Judith morou ainda no Peru, no Uruguai e novamente em Portugal. Retornou várias vezes ao Brasil até se estabelecer aqui definitivamente no início dos anos 90, em Rio Grande. Na Fundação Universidade Federal do Rio Grande (Furg), foi professora do único curso de pós-graduação em Educação Ambiental Marinha do Brasil. Judith aprendeu catorze línguas, entre elas árabe, esperanto e chinês.

Formada em Medicina, Antropologia, Letras, Biblioteconomia, Meteorologia, Climatologia e Biologia, com cursos de especialização em Neuroendocrinologia e Genética e Reprodução Humana. Apaixonada por pesquisa, estudou temas tão diversos como poesia canadense ou a mulher caiçara como agente de transformação. Escreveu dezesseis livros, entre eles Pantanal, Pantanais e Juréia, a Luta pela Vida.

Participou da elaboração de seis filmes, como Taim, sobre a reserva gaúcha. Foi uma das criadoras do programa Globo Ecologia e consultora das ongs SOS Mata Atlântica e Instituto Acqua. Ela idealizou o Centro de Informação e Formação de Médicos e Cirurgiões de Doenças do Aparelho Locomotor de Brasília, no Hospital Sarah Kubitschek, e representou o Brasil em comissões internacionais, como a das Nações Unidas sobre Poluição Marinha de Origem Terrestre, no Quênia, e a do Patrimônio da Humanidade, no Canadá.

Acompanhou missões da Unesco em Portugal e no Brasil e representou o Peru, o Uruguai e a Inglaterra em congressos sobre assuntos tão diversos como medicina, literatura e educação. Participou ainda de duas expedições brasileiras à Antártida, em 1982 e 1983. Na primeira, convocou todos que estavam a bordo do navio, o Barão de Teffé, para estudar as espécies de pássaros da região. Esse encontro deu origem ao Programa Asas Polares, que visa proteger áreas de pouso e reprodução dessas aves.

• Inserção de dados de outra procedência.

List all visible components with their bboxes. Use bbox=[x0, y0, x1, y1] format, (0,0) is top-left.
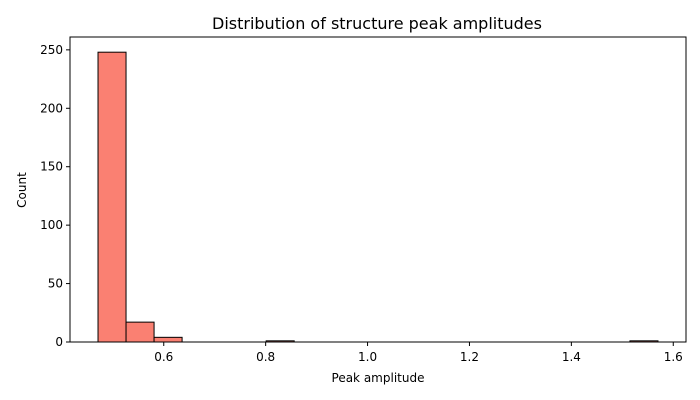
chart-title: Distribution of structure peak amplitude… bbox=[212, 14, 542, 33]
x-axis-ticks: 0.6 0.8 1.0 1.2 1.4 1.6 bbox=[154, 342, 683, 364]
x-tick-label: 1.2 bbox=[460, 350, 479, 364]
x-tick-label: 1.4 bbox=[562, 350, 581, 364]
y-tick-label: 100 bbox=[40, 218, 63, 232]
x-tick-label: 0.8 bbox=[256, 350, 275, 364]
x-axis-label: Peak amplitude bbox=[332, 371, 425, 385]
y-axis-label: Count bbox=[15, 172, 29, 208]
plot-frame bbox=[69, 36, 687, 343]
y-tick-label: 200 bbox=[40, 101, 63, 115]
y-tick-label: 250 bbox=[40, 43, 63, 57]
y-axis-ticks: 0 50 100 150 200 250 bbox=[40, 43, 70, 349]
x-tick-label: 1.6 bbox=[664, 350, 683, 364]
y-tick-label: 150 bbox=[40, 160, 63, 174]
y-tick-label: 0 bbox=[55, 335, 63, 349]
histogram-bar bbox=[153, 336, 183, 343]
bars-group bbox=[97, 51, 659, 343]
histogram-bar bbox=[125, 321, 155, 343]
y-tick-label: 50 bbox=[48, 277, 63, 291]
histogram-bar bbox=[97, 51, 127, 343]
x-tick-label: 1.0 bbox=[358, 350, 377, 364]
x-tick-label: 0.6 bbox=[154, 350, 173, 364]
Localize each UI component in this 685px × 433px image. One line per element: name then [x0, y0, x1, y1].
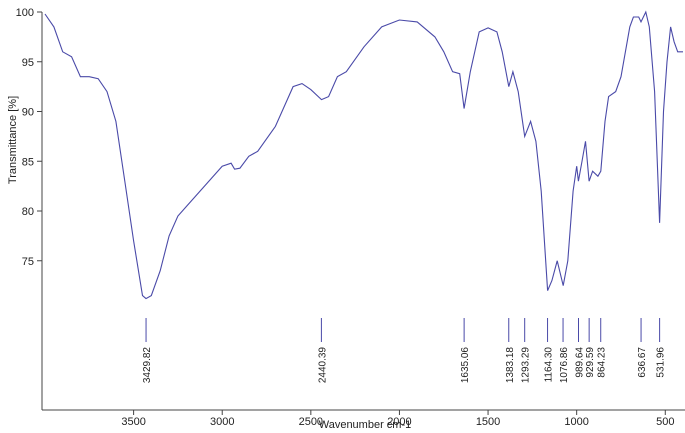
x-tick-label: 500	[656, 416, 674, 428]
x-tick-label: 3000	[210, 416, 234, 428]
spectrum-line	[44, 10, 683, 300]
peak-label: 1383.18	[505, 347, 516, 384]
y-tick-label: 90	[22, 107, 34, 119]
peak-label: 2440.39	[317, 347, 328, 384]
x-axis-label: Wavenumber cm-1	[319, 419, 412, 431]
peak-label: 3429.82	[142, 347, 153, 384]
x-tick-label: 1500	[476, 416, 500, 428]
y-axis-label: Transmittance [%]	[7, 96, 19, 184]
x-tick-label: 2000	[387, 416, 411, 428]
peak-label: 989.64	[575, 347, 586, 378]
x-tick-label: 2500	[299, 416, 323, 428]
x-tick-label: 3500	[121, 416, 145, 428]
x-tick-label: 1000	[564, 416, 588, 428]
y-tick-label: 100	[16, 7, 34, 19]
y-tick-label: 85	[22, 156, 34, 168]
peak-label: 1076.86	[559, 347, 570, 384]
peak-label: 531.96	[656, 347, 667, 378]
peak-label: 636.67	[637, 347, 648, 378]
peak-label: 929.59	[585, 347, 596, 378]
peak-label: 1293.29	[521, 347, 532, 384]
y-tick-label: 95	[22, 57, 34, 69]
peak-label: 1635.06	[460, 347, 471, 384]
peak-label: 1164.30	[544, 347, 555, 383]
y-tick-label: 80	[22, 206, 34, 218]
peak-label: 864.23	[597, 347, 608, 378]
y-tick-label: 75	[22, 256, 34, 268]
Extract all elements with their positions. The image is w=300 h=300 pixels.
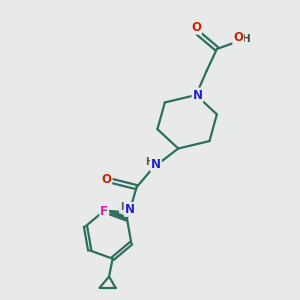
Text: N: N (151, 158, 161, 171)
Text: N: N (125, 203, 135, 216)
Text: O: O (191, 21, 201, 34)
Text: N: N (193, 88, 202, 101)
Text: H: H (242, 34, 250, 44)
Text: H: H (120, 202, 128, 212)
Text: H: H (145, 157, 154, 167)
Text: F: F (100, 205, 108, 218)
Text: O: O (233, 32, 243, 44)
Text: O: O (101, 173, 111, 186)
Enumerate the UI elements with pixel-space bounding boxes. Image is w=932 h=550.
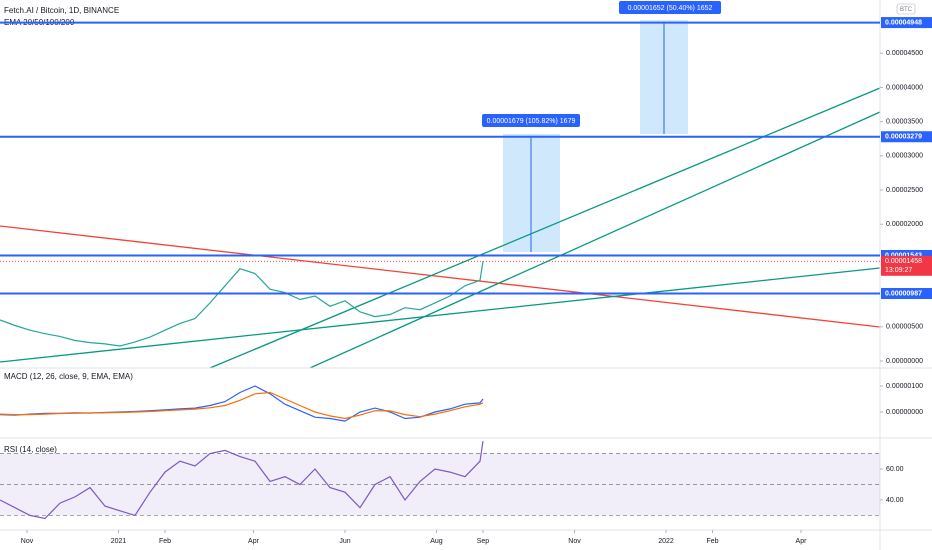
x-tick-label: Aug [430,538,443,545]
y-tick-label: 0.00000100 [886,383,923,390]
level-label-bg [881,17,932,29]
level-label-bg [881,131,932,143]
annotation-box [619,1,721,14]
chart-title: Fetch.AI / Bitcoin, 1D, BINANCE [4,6,119,15]
y-tick-label: 0.00000500 [886,324,923,331]
annotation-box [482,114,580,127]
series-line [0,391,484,420]
currency-badge [896,3,916,15]
trend-line [0,225,880,328]
trend-line [309,111,880,368]
series-line [0,441,484,520]
y-tick-label: 0.00002500 [886,187,923,194]
last-price-bg [881,255,932,276]
drawings [0,20,880,368]
pane-title: MACD (12, 26, close, 9, EMA, EMA) [4,372,133,381]
annotation: 0.00001652 (50.40%) 1652 [628,5,713,12]
x-tick-label: Nov [568,538,581,545]
y-tick-label: 0.00002000 [886,221,923,228]
x-tick-label: 2021 [111,538,127,545]
countdown: 13:09:27 [885,267,912,274]
trend-line [209,87,880,368]
level-label: 0.00004948 [885,19,922,26]
annotation: 0.00001679 (105.82%) 1679 [487,118,576,125]
x-tick-label: 2022 [658,538,674,545]
rsi-band [0,453,880,516]
y-tick-label: 0.00003000 [886,153,923,160]
y-tick-label: 0.00004000 [886,84,923,91]
y-tick-label: 0.00003500 [886,118,923,125]
last-price-label: 0.00001458 [885,258,922,265]
x-tick-label: Feb [706,538,718,545]
level-label: 0.00003279 [885,134,922,141]
x-tick-label: Apr [796,538,808,545]
x-tick-label: Apr [248,538,260,545]
series-line [0,261,484,347]
currency: BTC [900,7,913,13]
pane-title: RSI (14, close) [4,445,57,454]
y-tick-label: 40.00 [886,497,904,504]
x-tick-label: Nov [21,538,34,545]
level-label-bg [881,288,932,300]
x-tick-label: Jun [339,538,350,545]
x-tick-label: Sep [477,538,490,545]
x-tick-label: Feb [159,538,171,545]
y-tick-label: 0.00000000 [886,358,923,365]
y-tick-label: 0.00004500 [886,50,923,57]
level-label-bg [881,249,932,261]
y-tick-label: 60.00 [886,466,904,473]
level-label: 0.00000987 [885,290,922,297]
trend-line [0,267,880,363]
y-tick-label: 0.00000000 [886,409,923,416]
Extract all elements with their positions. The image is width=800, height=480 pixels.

Mesmo atuando em áreas tão distintas, seu foco sempre foi a ecologia e a "capacitação de quadros", como definia em linguagem militar o magistério. "Gosto de formar agentes multiplicadores de educação ecológica", afirma a professora, que já deu aula em dezesseis universidades, entre elas Sorbonne, em Paris, e Open University, na Grã-Bretanha.
Na Furg, o curso de Judith procurava capacitar profissionais que encarem a região costeira do Estado do Rio Grande do Sul como um sistema integrado de desenvolvimento ecológico e socioeconômico. "O mérito de Judith é quebrar a tradição da visão segmentada", explica Milton Asmus, professor de Oceanologia na universidade. "Seus alunos aprenderam, por exemplo, que, para desenvolver a região costeira, é preciso pensar além de atividades estanques. A costa não é propícia apenas à atividade portuária, turística ou agrícola. Isso tudo está integrado. E a comunidade local deve estar necessariamente envolvida nessa discussão."